The Teacher Training Agency has this week called on teachers to talk up the profession. The TES spoke to three teachers from different parts of the country: Rachel Graveson, the manager of key stage 3 at President Kennedy School, Coventry:

"These comments from the Teacher Training Agency are unfair," she said.

"Teachers just telling sixth-formers to go into teaching is not enough. I think there needs to be a more structured approach - the shortage of teachers is a multifaceted problem.

"I am the postgraduate certificate in education co-ordinator in our school, and I find that young people are put off teaching because they think it is exhausting and that it takes over your life.

"Mentoring rather than lecturing is a better way to get people interested in teaching. You need young teachers or students who are doing a PGCE to mentor sixth-formers. There is also a role for university lecturers in helping encourage students to teach."

Adele Rood, RE teacher, Robert Clack Secondary School, in the London borough of Barking and Dagenham:

"The promotion of the teaching profession is very important because as we all know the status of teachers has suffered dramatically over the past 20 years," she said.

"Teaching is a vocation and I really don't think that by talking to pupils about teaching that you will persuade them to become a teacher.

"When I left university I really didn't know what I wanted to do as a career. It dawned on me that I wanted to join the profession when I looked back at my school days, and remembered the support and encouragement I was given by my teachers.

"At the end of the day you can't become a teacher if you don't go to university and get a degree. Schools must encourage children to enjoy learning so that they will want to continue in education when they leave school."
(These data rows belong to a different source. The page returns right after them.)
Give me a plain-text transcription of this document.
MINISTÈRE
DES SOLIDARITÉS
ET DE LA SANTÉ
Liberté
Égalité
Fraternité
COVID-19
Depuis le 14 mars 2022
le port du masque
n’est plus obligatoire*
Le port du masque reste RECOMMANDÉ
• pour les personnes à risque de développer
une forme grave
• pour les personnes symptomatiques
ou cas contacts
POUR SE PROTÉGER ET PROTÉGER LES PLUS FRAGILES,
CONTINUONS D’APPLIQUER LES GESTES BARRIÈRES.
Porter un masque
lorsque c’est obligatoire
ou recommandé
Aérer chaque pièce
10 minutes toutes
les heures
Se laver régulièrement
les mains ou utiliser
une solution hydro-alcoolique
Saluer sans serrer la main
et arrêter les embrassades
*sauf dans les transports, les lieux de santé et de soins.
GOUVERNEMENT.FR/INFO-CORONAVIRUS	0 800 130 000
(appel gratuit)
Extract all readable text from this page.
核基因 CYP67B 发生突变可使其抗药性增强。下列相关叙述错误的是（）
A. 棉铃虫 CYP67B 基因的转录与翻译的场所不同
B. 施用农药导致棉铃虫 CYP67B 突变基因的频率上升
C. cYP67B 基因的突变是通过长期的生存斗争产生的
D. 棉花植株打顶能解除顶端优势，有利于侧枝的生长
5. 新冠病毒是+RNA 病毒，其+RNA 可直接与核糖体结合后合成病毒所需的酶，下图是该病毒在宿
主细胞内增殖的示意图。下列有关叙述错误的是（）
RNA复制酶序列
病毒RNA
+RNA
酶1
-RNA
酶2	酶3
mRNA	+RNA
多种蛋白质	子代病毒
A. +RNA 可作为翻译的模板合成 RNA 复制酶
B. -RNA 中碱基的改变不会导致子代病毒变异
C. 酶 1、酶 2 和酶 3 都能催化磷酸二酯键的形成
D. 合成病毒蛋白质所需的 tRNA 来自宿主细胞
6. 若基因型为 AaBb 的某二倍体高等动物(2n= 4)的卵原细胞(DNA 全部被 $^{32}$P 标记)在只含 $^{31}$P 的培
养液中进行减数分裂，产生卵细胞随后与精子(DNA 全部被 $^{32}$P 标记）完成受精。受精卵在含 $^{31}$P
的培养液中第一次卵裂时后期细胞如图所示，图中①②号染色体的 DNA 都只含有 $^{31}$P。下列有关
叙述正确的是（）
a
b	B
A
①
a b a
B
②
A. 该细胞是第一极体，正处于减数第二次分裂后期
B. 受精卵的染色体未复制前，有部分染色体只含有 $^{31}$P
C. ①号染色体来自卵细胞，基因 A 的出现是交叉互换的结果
Richard Wallace, English teacher, The Barclay School, Stevenage, Hertfordshire:

"I definitely think that teachers should speak to their pupils about becoming teachers. But to get a real insight into the profession pupils must speak to teachers in schools across the spectrum, from high achieving independent schools to inner-London comprehensives.

"It's not enough for me just to say I love teaching so you too should follow me and become a teacher.

"If I was speaking to my pupils about teaching as someone who has taught for 27 years, I would make sure they understood that the job is emotionally and physically demanding but that there are substantial rewards."